Though Kirsten Dunst has an impressive acting resume in television and film, one may never think of her again as Mary Jane Watson in the “Spider-Man” films after a tour de force performance in the latest Showtime cable series.
The darkly comedic story about one woman’s relentless pursuit of the American Dream in the ten-episode series “On Becoming a God in Central Florida” launches Dunst’s Krystal Stubbs into the world of multilevel marketing.
Living in a small Orlando-adjacent town in 1992, Krystal is a minimum wage worker at the Rebel Rapids water park, which by all appearances poses no commercial threat to Disney World or any other amusement park.

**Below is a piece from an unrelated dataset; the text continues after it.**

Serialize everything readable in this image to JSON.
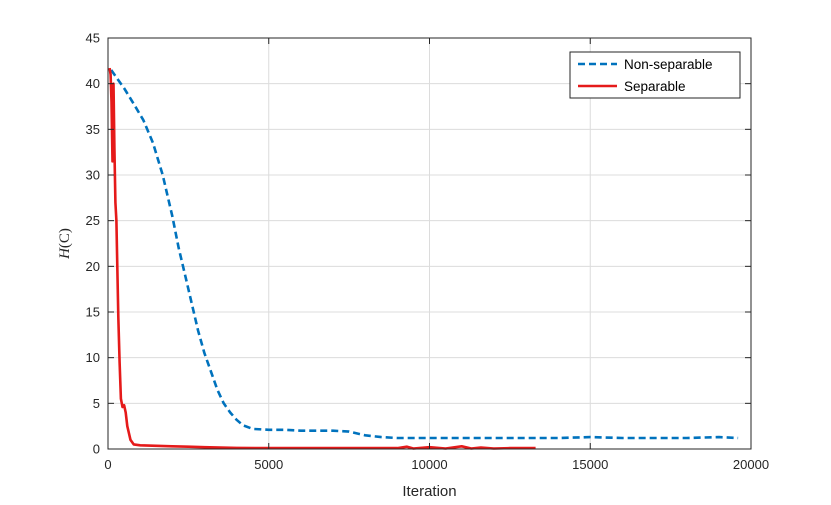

Her husband Travis (Alexander Skarsgard) is burning the candle at both ends, trying to hold down an office job while spending any free time listening to clichéd motivational tapes by Obie Garbeau II (Ted Levine).
What Garbeau is selling is the fast buck dreams of his pyramid scheme multilevel marketing enterprise called Founders American Merchandise (FAM) where recruiting a downline is the key to wealth.
Garbeau’s acolyte is the excitable, gung-ho Cody Bonar (Theodore Pellerin), who desperately needs Krystal to pick up the pieces of her husband’s commitment to the cult-like following of the Garbeau get-rich-quick system.
When Krystal is left to fend for herself and the care of her infant child and her house is repossessed because of a heavy fine imposed for alligator poaching (don’t ask!), she becomes determined to make a better life for herself.
“On Becoming a God in Central Florida” may reel you in for the ride once you’ve made it to the third episode.